Morgan Stanley Move Signals Change in Post-9/11 Mindset

NEW YORK -- Morgan Stanley will shift 2,300 employees, about a quarter of its New York work force, to the southernmost skyscraper in Manhattan -- a move hailed as an important step in post-Sept. 11 downtown redevelopment.

The banking titan will lease about 648,000 square feet of space at One New York Plaza, where it already has about 400 workers. Most of its roughly 10,000 New York employees will remain in midtown Manhattan.

The move represents a substantial return to lower Manhattan for Morgan Stanley, which was the largest tenant of the World Trade Center and lost nine employees in the 2001 terrorist attack.

"It's great to be back," Morgan Stanley CEO Philip Purcell told reporters. He said his own office would remain in midtown, and declined to discuss terms of the lease.

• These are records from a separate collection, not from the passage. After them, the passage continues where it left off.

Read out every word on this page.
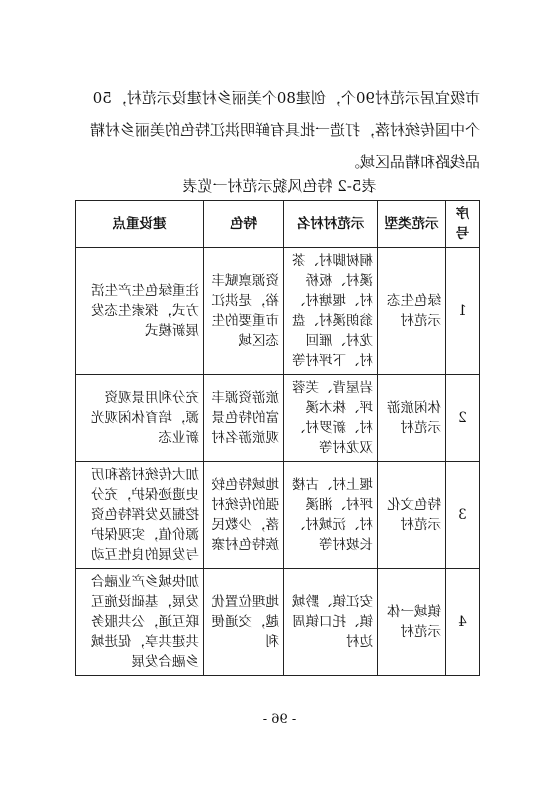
市级宜居示范村90个，创建80个美丽乡村建设示范村，50
个中国传统村落，打造一批具有鲜明洪江特色的美丽乡村精
品线路和精品区域。
表5-2 特色风貌示范村一览表
序号	示范类型	示范村村名	特色	建设重点
1	绿色生态示范村	桐树脚村、茶溪村、板桥村、堰塘村、翁朗溪村、盘龙村、雁回村、下坪村等	资源禀赋丰裕，是洪江市重要的生态区域	注重绿色生产生活方式，探索生态发展新模式
2	休闲旅游示范村	岩屋背、芙蓉坪、株木溪村、新罗村、双龙村等	旅游资源丰富的特色景观旅游名村	充分利用景观资源，培育休闲观光新业态
3	特色文化示范村	堰上村、古楼坪村、湘溪村、沅城村、长坡村等	地域特色较强的传统村落，少数民族特色村寨	加大传统村落和历史遗迹保护，充分挖掘及发挥特色资源价值，实现保护与发展的良性互动
4	镇域一体示范村	安江镇、黔城镇、托口镇周边村	地理位置优越，交通便利	加快城乡产业融合发展，基础设施互联互通，公共服务共建共享，促进城乡融合发展
- 96 -
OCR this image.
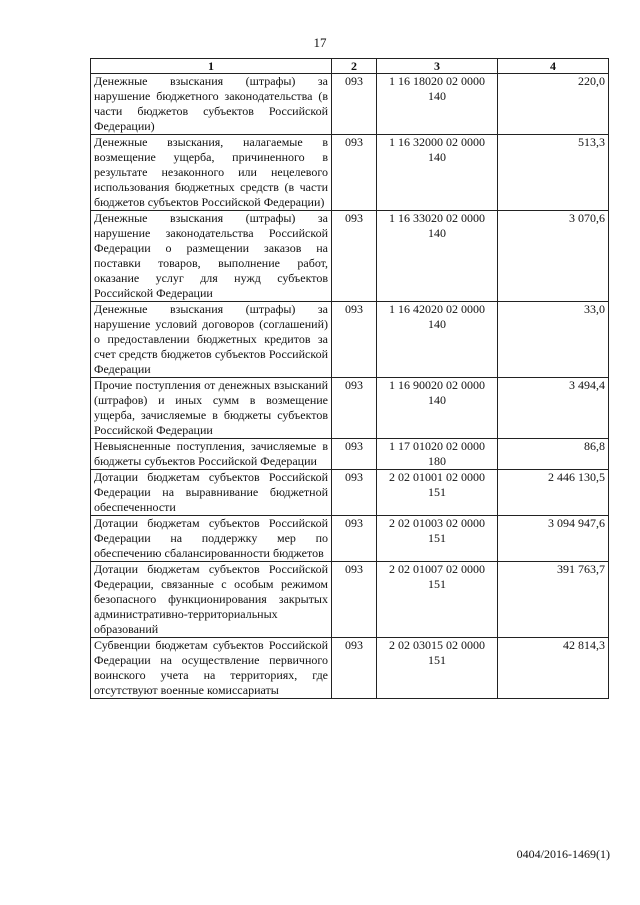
17
1	2	3	4
Денежные взыскания (штрафы) за нарушение бюджетного законодательства (в части бюджетов субъектов Российской Федерации)	093	1 16 18020 02 0000 140	220,0
Денежные взыскания, налагаемые в возмещение ущерба, причиненного в результате незаконного или нецелевого использования бюджетных средств (в части бюджетов субъектов Российской Федерации)	093	1 16 32000 02 0000 140	513,3
Денежные взыскания (штрафы) за нарушение законодательства Российской Федерации о размещении заказов на поставки товаров, выполнение работ, оказание услуг для нужд субъектов Российской Федерации	093	1 16 33020 02 0000 140	3 070,6
Денежные взыскания (штрафы) за нарушение условий договоров (соглашений) о предоставлении бюджетных кредитов за счет средств бюджетов субъектов Российской Федерации	093	1 16 42020 02 0000 140	33,0
Прочие поступления от денежных взысканий (штрафов) и иных сумм в возмещение ущерба, зачисляемые в бюджеты субъектов Российской Федерации	093	1 16 90020 02 0000 140	3 494,4
Невыясненные поступления, зачисляемые в бюджеты субъектов Российской Федерации	093	1 17 01020 02 0000 180	86,8
Дотации бюджетам субъектов Российской Федерации на выравнивание бюджетной обеспеченности	093	2 02 01001 02 0000 151	2 446 130,5
Дотации бюджетам субъектов Российской Федерации на поддержку мер по обеспечению сбалансированности бюджетов	093	2 02 01003 02 0000 151	3 094 947,6
Дотации бюджетам субъектов Российской Федерации, связанные с особым режимом безопасного функционирования закрытых административно-территориальных образований	093	2 02 01007 02 0000 151	391 763,7
Субвенции бюджетам субъектов Российской Федерации на осуществление первичного воинского учета на территориях, где отсутствуют военные комиссариаты	093	2 02 03015 02 0000 151	42 814,3
0404/2016-1469(1)
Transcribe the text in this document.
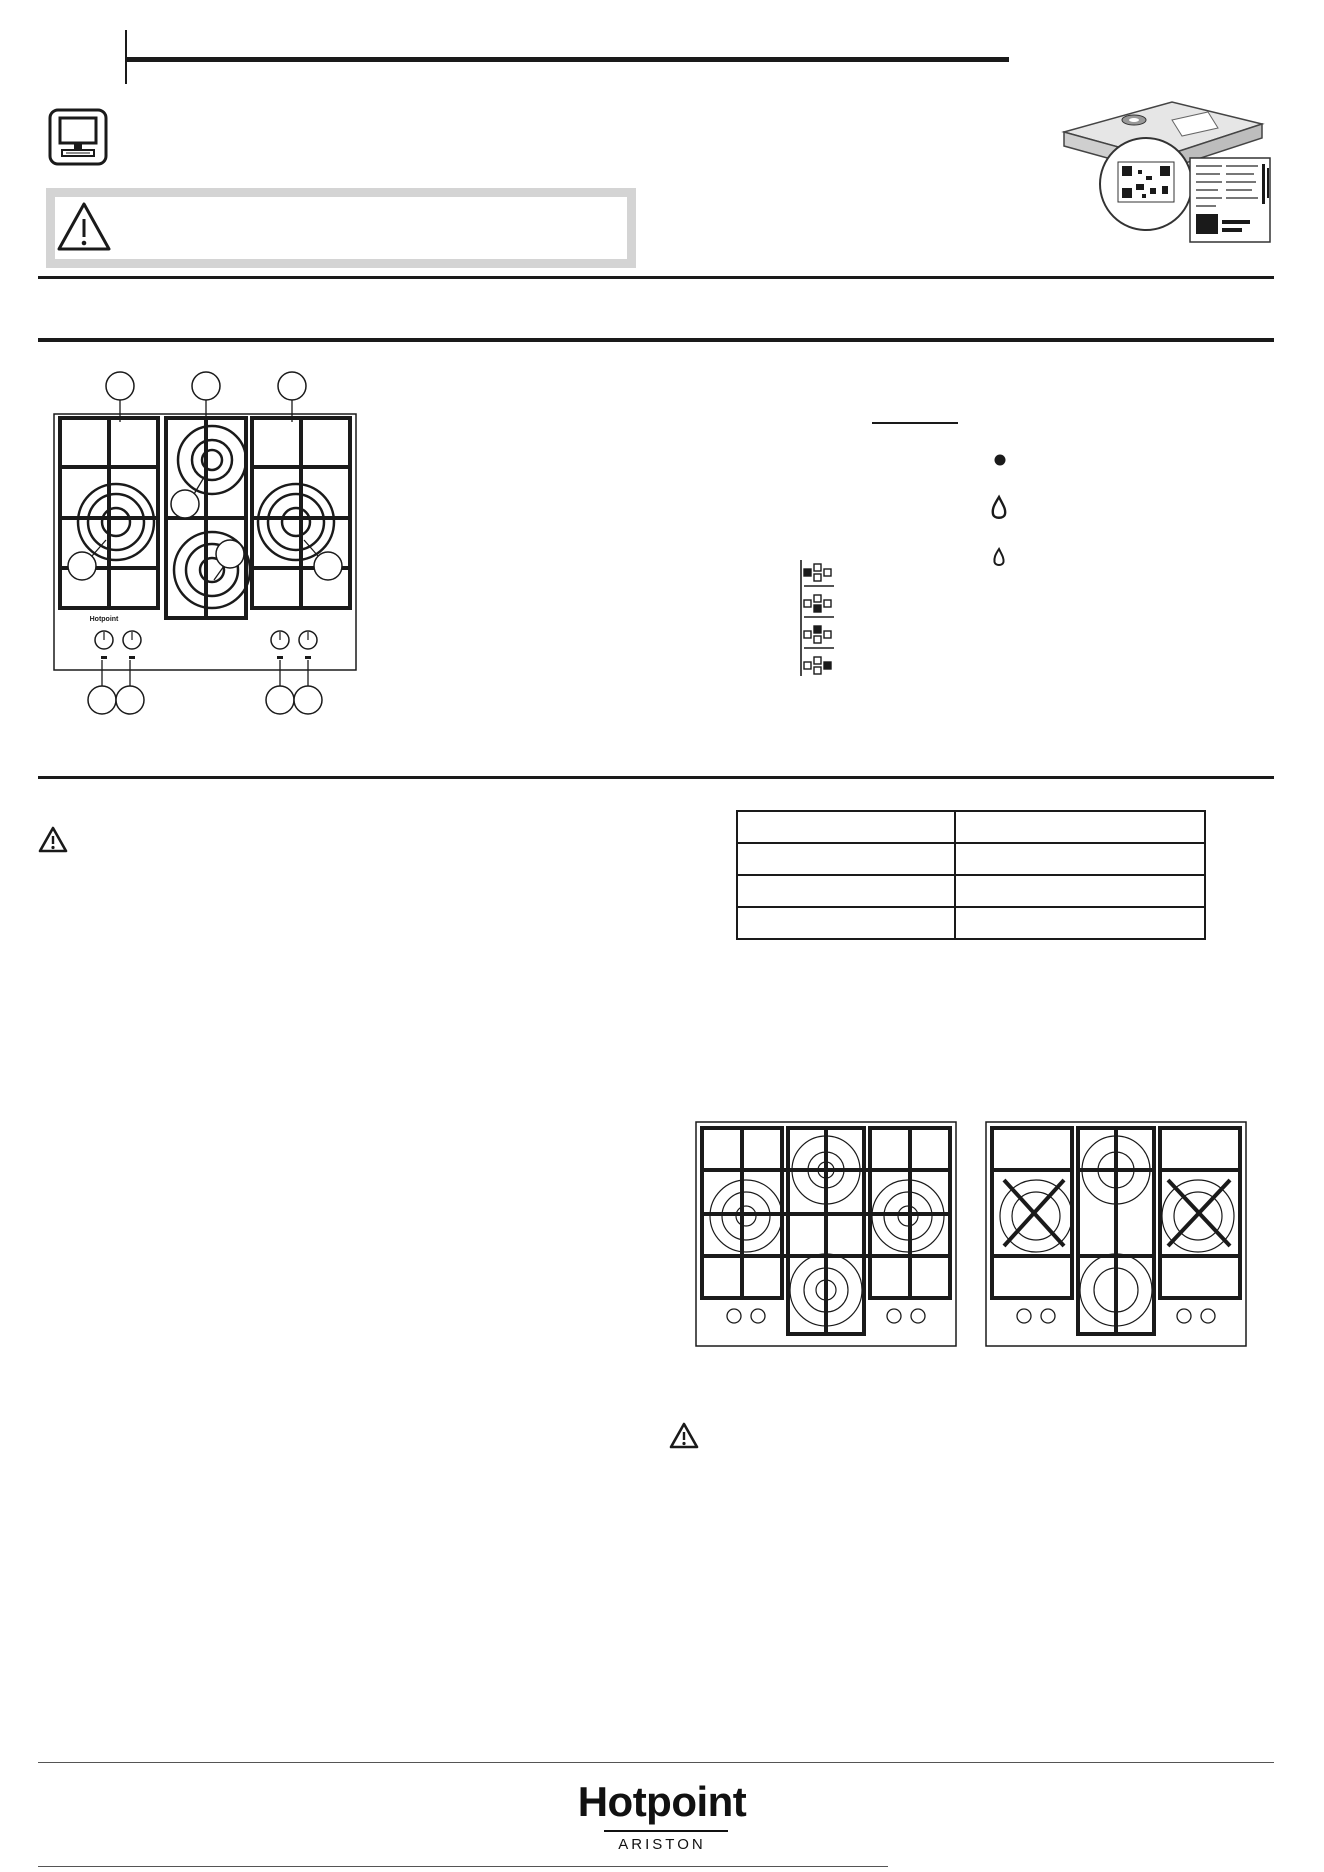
Hotpoint

Hotpoint
ARISTON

Gov. George Pataki and Mayor Michael Bloomberg, who have pushed relentlessly for the major financial-services companies to commit to lower Manhattan, praised the decision.

"This is exactly where you should be," Bloomberg said at a press conference at the building. "This is the financial center of the world, and it will continue to be the financial center of the world."

One New York Plaza is next to the Staten Island Ferry terminal at the southern tip of Manhattan.

Bloomberg noted the space leased by Morgan Stanley is equivalent to about 12 professional football fields -- a perhaps-not-coincidental statistic one day ahead of a key vote on a plan to build a stadium on Manhattan's West Side.

Political observers have suggested Bloomberg and Pataki are pushing projects for lower Manhattan to win stadium support from Assembly Speaker Sheldon Silver, who represents the area and holds one of three votes on the controversial plan.

Morgan Stanley gets an $11 million federally funded grant from the city and state to move the 2,300 workers downtown. It can win another $5 million by moving 600 more over the next five years.

Charles Gargano, chairman of the Empire State Development Corp., called it the largest "financial service attraction deal" to date for downtown Manhattan.

The mayor and governor have been heavily lobbying another banking titan, Goldman Sachs & Co., to return to lower Manhattan.

The bank recently scuttled its plans to build a 40-story tower near ground zero, citing concerns about a proposed tunnel that would run beneath the site and that the firm worries will send traffic too close to the tower's entrance.